L’offre de Wojo participe à la vie des hôtels
L’entrée au sein des hôtels du monde du travail, et non plus des seuls voyageurs d’affaires, s’inscrit dans l’évolution globale des établissements en lieux de vie, animés du matin jusqu’au soir, notamment grâce à la clientèle de proximité. « L’hôtel fait partie d’un écosystème intégrant ses clients comme son voisinage, ce qui passe par des bars et restaurants attractifs, des rooftops et des salles de gym, et maintenant des espaces de coworking », décrit Patrick Mendès, soulignant le côté précurseur de son groupe qui avait fait de la notion d’AccorLocal un de ses chevaux de bataille il y a quelques années.
Si les voyageurs d’affaires sont habitués à passer la porte de hôtels, reste que ce réflexe n’est pas encore naturel pour tout le monde. « On est en train de casser les codes », remarque le directeur général commercial d’Accor. L’essor du télétravail recèle à ce titre une manne potentielle de nouveaux convertis. Par exemple, ceux qui n’ont pas envie de rester chez eux et préfèrent aller poser leurs ordinateurs dans un hôtel pour plus de vie sociale, mais aussi tous ces « commuters » qui trouvent à l’hôtel près de chez eux une alternative pratique aux longs trajets domicile-bureau.

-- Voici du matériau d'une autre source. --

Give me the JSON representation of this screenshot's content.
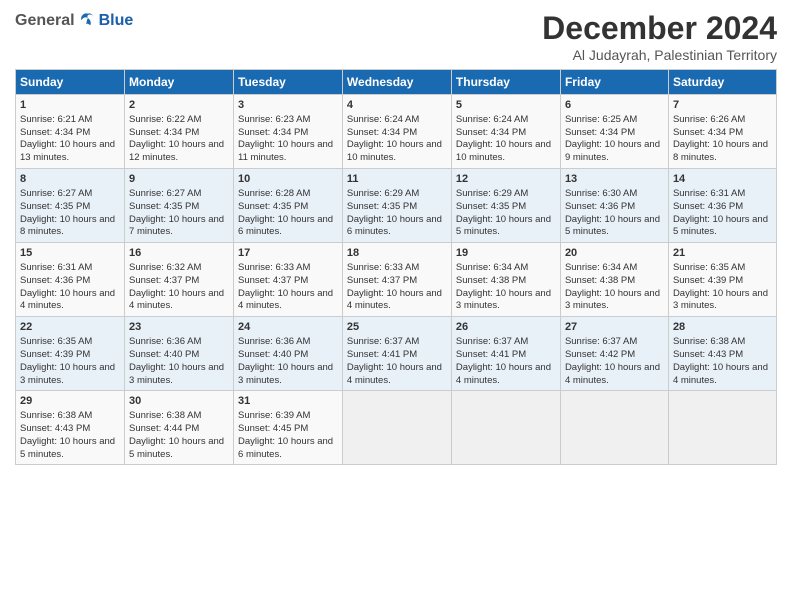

Autre utilisation potentielle : faire de l’hôtel un lieu de rendez-vous tout trouvé. « Quand vous êtes en télétravail et que vous devez rencontrer un client ou un collaborateur, il serait incongru de le faire venir chez soi. En revanche, c’est tout à fait possible dans un hôtel à proximité », remarque Stéphane Bensimon.

Et si, à l’avenir, la composante coworking était intégrée directement à la genèse des projets hôteliers ? De la même manière que la tendance est au complexe hôtelier bimarque, pourquoi ne pas imaginer à l’avenir des combo Wojo-Novotel, Wojo-Ibis ou Wojo-Pullman ? Cette idée fait son chemin. « Nous avons finalisé un dispositif avec les équipes développement de Accor sur ce qu’on appelle le mixed-use, précise le PDG de Wojo. A la conception même du bâtiment, on pourrait très bien avoir deux tiers de l’offre en hôtel et un tiers en espaces de bureaux et de coworking. »
Une entrée commune et des services partagés, des équipes qui peuvent s’occuper des télétravailleurs entre les départs et les arrivées des clients : la formule a du sens économiquement. « Avoir dans un même hôtel des choses très différenciées – des bars et des restaurants, des espaces de coworking et de coliving – pour des clientèles très différentes, c’est cette diversité qui nous intéresse et qui fait de Accor un groupe innovant », souligne Patrick Mendès. De l’art de faire bouger les lignes.